Canadians experience jolting 'frost quakes' as temperatures plunge
As temperatures around Toronto and across Ontario drop to -20 Celsius (-4 Fahrenheit), residents are reporting frost quakes that are powerful enough to shake houses and rattle nerves.
Usually found in extreme polar regions, the recent outbreak of
frost quakes, known to meteorologists as cryoseisms, are now
affecting many residents of Toronto, Canada’s most populous city.
The weather-related phenomenon, which can feel like an earthquake, happens when water and moisture deep underground freeze as the temperature drops.
Frost quakes typically occur between midnight and dawn, the coldest part of the night, thus many residents are being jolted awake by the booming sounds.
Did you hear the loud noises and shaking and rattling last night?

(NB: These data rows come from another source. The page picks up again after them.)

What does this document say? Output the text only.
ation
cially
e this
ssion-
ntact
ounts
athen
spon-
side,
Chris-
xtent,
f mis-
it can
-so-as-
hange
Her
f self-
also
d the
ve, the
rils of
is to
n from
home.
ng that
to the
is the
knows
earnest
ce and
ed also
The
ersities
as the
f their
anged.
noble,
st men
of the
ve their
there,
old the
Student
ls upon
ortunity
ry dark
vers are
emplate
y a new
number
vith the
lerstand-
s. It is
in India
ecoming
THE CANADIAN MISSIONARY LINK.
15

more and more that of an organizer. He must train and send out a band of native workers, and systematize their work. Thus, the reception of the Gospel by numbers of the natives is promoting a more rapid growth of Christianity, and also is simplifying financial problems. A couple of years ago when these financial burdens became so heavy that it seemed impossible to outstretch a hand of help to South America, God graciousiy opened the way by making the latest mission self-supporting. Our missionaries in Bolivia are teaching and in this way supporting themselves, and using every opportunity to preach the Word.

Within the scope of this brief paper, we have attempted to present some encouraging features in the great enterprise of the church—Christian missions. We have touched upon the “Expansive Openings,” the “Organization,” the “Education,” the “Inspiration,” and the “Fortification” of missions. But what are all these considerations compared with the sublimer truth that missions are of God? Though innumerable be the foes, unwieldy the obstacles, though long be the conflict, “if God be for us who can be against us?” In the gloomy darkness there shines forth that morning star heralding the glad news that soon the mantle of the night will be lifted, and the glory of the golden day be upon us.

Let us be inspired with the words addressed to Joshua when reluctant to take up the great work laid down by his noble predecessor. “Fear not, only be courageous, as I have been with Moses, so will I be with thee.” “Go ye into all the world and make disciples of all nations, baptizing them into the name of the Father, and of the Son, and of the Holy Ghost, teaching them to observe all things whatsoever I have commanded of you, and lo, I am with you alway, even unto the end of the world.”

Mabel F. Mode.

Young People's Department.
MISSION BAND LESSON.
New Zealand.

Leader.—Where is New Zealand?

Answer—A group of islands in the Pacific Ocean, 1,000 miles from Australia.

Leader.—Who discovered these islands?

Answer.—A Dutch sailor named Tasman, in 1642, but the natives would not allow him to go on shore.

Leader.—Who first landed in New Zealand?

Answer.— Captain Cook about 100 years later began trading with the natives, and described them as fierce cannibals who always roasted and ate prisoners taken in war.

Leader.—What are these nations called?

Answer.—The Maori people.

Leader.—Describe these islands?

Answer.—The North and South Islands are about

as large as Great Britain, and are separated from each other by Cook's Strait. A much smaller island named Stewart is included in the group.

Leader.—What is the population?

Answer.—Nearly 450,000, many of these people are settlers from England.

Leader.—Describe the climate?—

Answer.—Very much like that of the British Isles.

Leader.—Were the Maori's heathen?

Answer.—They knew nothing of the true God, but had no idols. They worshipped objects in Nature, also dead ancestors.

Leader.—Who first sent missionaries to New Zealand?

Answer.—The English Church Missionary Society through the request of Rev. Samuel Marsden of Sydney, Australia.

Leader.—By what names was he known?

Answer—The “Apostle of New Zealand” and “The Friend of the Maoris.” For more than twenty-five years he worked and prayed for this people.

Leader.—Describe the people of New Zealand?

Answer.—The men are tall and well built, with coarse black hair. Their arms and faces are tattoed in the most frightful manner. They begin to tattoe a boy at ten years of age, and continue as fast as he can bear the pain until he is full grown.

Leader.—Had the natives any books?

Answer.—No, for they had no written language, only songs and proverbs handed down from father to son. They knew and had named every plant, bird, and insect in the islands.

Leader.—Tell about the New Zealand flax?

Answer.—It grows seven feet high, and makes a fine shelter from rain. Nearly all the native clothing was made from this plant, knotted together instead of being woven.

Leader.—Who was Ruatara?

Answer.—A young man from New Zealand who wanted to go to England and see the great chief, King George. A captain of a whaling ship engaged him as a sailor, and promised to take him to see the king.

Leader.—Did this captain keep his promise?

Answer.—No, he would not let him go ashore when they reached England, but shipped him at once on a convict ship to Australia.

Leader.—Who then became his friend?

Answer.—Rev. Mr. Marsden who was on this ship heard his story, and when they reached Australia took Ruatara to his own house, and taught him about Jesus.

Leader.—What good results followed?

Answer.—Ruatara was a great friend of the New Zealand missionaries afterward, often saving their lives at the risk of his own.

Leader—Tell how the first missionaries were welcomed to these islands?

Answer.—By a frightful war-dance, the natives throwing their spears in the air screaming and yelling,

They are called #FrostQuakes I felt the banging in my house!
— Tony Monaco (@TonyMonaco) January 3, 2014
“I experienced a small earthquake in California many years ago, and the sensation was very similar,” Melissa Young, a US citizen visiting friends in Thornhill, a suburb of Toronto, told RT. “I was surprised to hear it was a frost quake, something I’ve never heard of before.”
“Nature is so awesome,” she added.
The effects of a cryoseism, as opposed to an earthquake, “are very localized,” according to the Maine Geological Survey. Thus, residents just a few hundred yards away from the impact zone may not experience anything out of the ordinary.
“The reason that the vibrations do not travel very far is that cryoseisms don't release much energy compared with a true earthquake caused by dislocation of rock within the earth,” the Maine Geological Survey says. “On the other hand, since cryoseisms occur at the ground surface they can cause significant effects right at the site, enough to jar people awake.”
In the majority of cases, frost quakes occur after heavy rain or snow when a large amount of water seeps into the ground. Toronto was hit by freezing rain followed by warmer temperatures, before the recent cold snap.
— Jay Scotland (@JayScotland) January 3, 2014
“They are incredibly rare,” the Toronto Star reported Environment Canada meteorologist Geoff Coulson as saying. This week was his first experience of them in 30 years, he said.
Social media sites over the weekend were mostly devoted to the midnight rattling, as residents attempted to make sense of what was happening.